Background: In vitro labelling of cells and small cell structures is a necessary step before in vivo monitoring of grafts. We modified and optimised a procedure for pancreatic islet labelling using bimodal positively charged poly(lactic-co-glycolic acid) nanoparticles with encapsulated perfluoro crown ethers and indocyanine green dye via microporation and compared the method with passive endocytosis.
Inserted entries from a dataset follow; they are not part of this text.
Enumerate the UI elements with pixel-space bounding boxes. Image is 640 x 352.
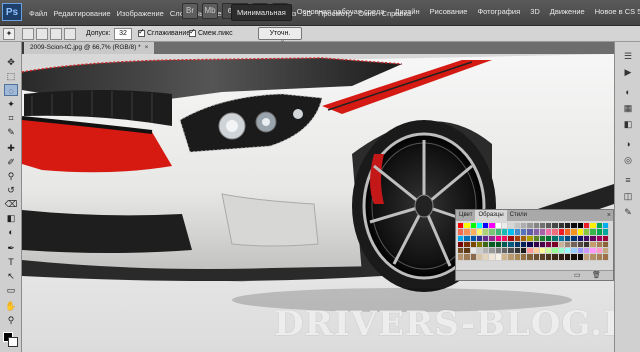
- intersect-selection-icon[interactable]: [64, 28, 76, 40]
- workspace-button[interactable]: Новое в CS 5: [590, 4, 640, 21]
- document-canvas[interactable]: DRIVERS-BLOG.RU: [22, 54, 614, 352]
- adjustments-panel-icon[interactable]: ◑: [621, 138, 635, 150]
- tolerance-input[interactable]: 32: [114, 28, 132, 40]
- document-title: 2009-Scion-tC.jpg @ 66,7% (RGB/8) *: [30, 44, 141, 51]
- workspace-switcher: Минимальная Основная рабочая среда Дизайн Р…: [231, 4, 640, 21]
- gradient-tool-icon[interactable]: ◧: [4, 212, 18, 224]
- contiguous-label: Смеж.пикс: [198, 30, 233, 37]
- channels-panel-icon[interactable]: ◫: [621, 190, 635, 202]
- swatches-panel-tab[interactable]: Цвет: [456, 210, 475, 221]
- paths-panel-icon[interactable]: ✎: [621, 206, 635, 218]
- menu-item[interactable]: Файл: [26, 9, 50, 18]
- panel-close-icon[interactable]: ×: [607, 210, 611, 221]
- tool-options-bar: ✦ Допуск: 32 Сглаживание Смеж.пикс Уточн…: [0, 26, 640, 48]
- layers-panel-icon[interactable]: ≡: [621, 174, 635, 186]
- menu-item[interactable]: Изображение: [114, 9, 167, 18]
- workspace-button[interactable]: Минимальная: [231, 4, 292, 21]
- new-swatch-icon[interactable]: ▭: [574, 271, 581, 281]
- color-swatch[interactable]: [602, 254, 610, 261]
- new-selection-icon[interactable]: [22, 28, 34, 40]
- photoshop-logo: Ps: [2, 3, 22, 21]
- workspace-button[interactable]: Фотография: [472, 4, 525, 21]
- watermark-text: DRIVERS-BLOG.RU: [274, 304, 614, 344]
- add-to-selection-icon[interactable]: [36, 28, 48, 40]
- contiguous-checkbox[interactable]: [189, 27, 196, 37]
- shape-tool-icon[interactable]: ▭: [4, 284, 18, 296]
- workspace-button[interactable]: Рисование: [425, 4, 473, 21]
- history-panel-icon[interactable]: ☰: [621, 50, 635, 62]
- close-document-icon[interactable]: ×: [145, 44, 149, 51]
- application-bar: Ps ФайлРедактированиеИзображениеСлоиВыде…: [0, 0, 640, 26]
- background-color-swatch[interactable]: [8, 337, 18, 347]
- move-tool-icon[interactable]: ✥: [4, 56, 18, 68]
- history-brush-tool-icon[interactable]: ↺: [4, 184, 18, 196]
- workspace-button[interactable]: 3D: [525, 4, 545, 21]
- refine-edge-button[interactable]: Уточн. край...: [258, 27, 302, 48]
- swatches-panel-icon[interactable]: ▦: [621, 102, 635, 114]
- swatches-panel-tabs: Цвет Образцы Стили: [456, 210, 613, 221]
- clone-stamp-tool-icon[interactable]: ⚲: [4, 170, 18, 182]
- brush-tool-icon[interactable]: ✐: [4, 156, 18, 168]
- hand-tool-icon[interactable]: ✋: [4, 300, 18, 312]
- tolerance-label: Допуск:: [86, 30, 111, 37]
- pen-tool-icon[interactable]: ✒: [4, 242, 18, 254]
- document-tab-bar: 2009-Scion-tC.jpg @ 66,7% (RGB/8) * ×: [24, 42, 624, 54]
- antialias-label: Сглаживание: [147, 30, 191, 37]
- bridge-icon[interactable]: Br: [182, 3, 198, 19]
- marquee-tool-icon[interactable]: ⬚: [4, 70, 18, 82]
- workspace-button[interactable]: Основная рабочая среда: [292, 4, 390, 21]
- quick-selection-tool-icon[interactable]: ✦: [4, 98, 18, 110]
- crop-tool-icon[interactable]: ⌗: [4, 112, 18, 124]
- swatches-panel: Цвет Образцы Стили × ▭ 🗑: [455, 209, 614, 281]
- panel-dock: ☰ ▶ ◐ ▦ ◧ ◑ ◎ ≡ ◫ ✎: [614, 42, 640, 352]
- swatches-panel-footer: ▭ 🗑: [456, 270, 613, 280]
- delete-swatch-icon[interactable]: 🗑: [592, 271, 601, 281]
- type-tool-icon[interactable]: T: [4, 256, 18, 268]
- healing-brush-tool-icon[interactable]: ✚: [4, 142, 18, 154]
- swatches-panel-tab[interactable]: Образцы: [475, 210, 507, 221]
- color-panel-icon[interactable]: ◐: [621, 86, 635, 98]
- document-tab[interactable]: 2009-Scion-tC.jpg @ 66,7% (RGB/8) * ×: [24, 42, 155, 54]
- actions-panel-icon[interactable]: ▶: [621, 66, 635, 78]
- lasso-tool-icon[interactable]: ◌: [4, 84, 18, 96]
- selection-mode-group: [22, 28, 76, 40]
- magic-wand-tool-icon[interactable]: ✦: [3, 28, 15, 40]
- workspace-button[interactable]: Дизайн: [389, 4, 424, 21]
- eyedropper-tool-icon[interactable]: ✎: [4, 126, 18, 138]
- styles-panel-icon[interactable]: ◧: [621, 118, 635, 130]
- workspace-button[interactable]: Движение: [545, 4, 590, 21]
- path-selection-tool-icon[interactable]: ↖: [4, 270, 18, 282]
- antialias-checkbox[interactable]: [138, 27, 145, 37]
- swatch-grid: [458, 223, 610, 267]
- masks-panel-icon[interactable]: ◎: [621, 154, 635, 166]
- subtract-from-selection-icon[interactable]: [50, 28, 62, 40]
- zoom-tool-icon[interactable]: ⚲: [4, 314, 18, 326]
- menu-item[interactable]: Редактирование: [50, 9, 113, 18]
- dodge-tool-icon[interactable]: ◐: [4, 226, 18, 238]
- minibridge-icon[interactable]: Mb: [202, 3, 218, 19]
- eraser-tool-icon[interactable]: ⌫: [4, 198, 18, 210]
- swatches-panel-tab[interactable]: Стили: [507, 210, 530, 221]
- tools-panel: ✥ ⬚ ◌ ✦ ⌗ ✎ ✚ ✐ ⚲ ↺ ⌫ ◧ ◐ ✒ T ↖ ▭ ✋ ⚲: [0, 42, 22, 352]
Results: Pancreatic islets were microporated using two pulses at various voltages. We tested a standard procedure (poration in the presence of nanoparticles) and a modified protocol (pre-microporation in a buffer only, and subsequent islet incubation with nanoparticles on ice for 10 min). We compared islet labelling by microporation with labelling by endocytosis, i.e. pancreatic islets were incubated for 24 h in a medium with suspended nanoparticles. In order to verify the efficiency of the labelling procedures, we used F magnetic resonance imaging, optical fluorescence imaging and confocal microscopy. The experiment confirmed that microporation, albeit fast and effective, is invasive and may cause substantial harm to islets. To achieve sufficient poration and to minimise the reduction of viability, the electric field should be set at 20 kV/m (two pulses, 20 ms each). Poration in the presence of nanoparticles was found to be unsuitable for the nanoparticles used. The water suspension of nanoparticles (which served as a surfactant) was slightly foamy and microbubbles in the suspension were responsible for sparks causing the destruction of islets during poration. However, pre-microporation (poration of islets in a buffer only) followed by 10-min incubation with nanoparticles was safer.

Conclusions: For labelling of pancreatic islets using poly(lactic-co-glycolic acid) nanoparticles, the modified microporation procedure with low voltage was found to be safer than the standard microporation procedure. The modified procedure was fast, however, efficiency was lower compared to endocytosis.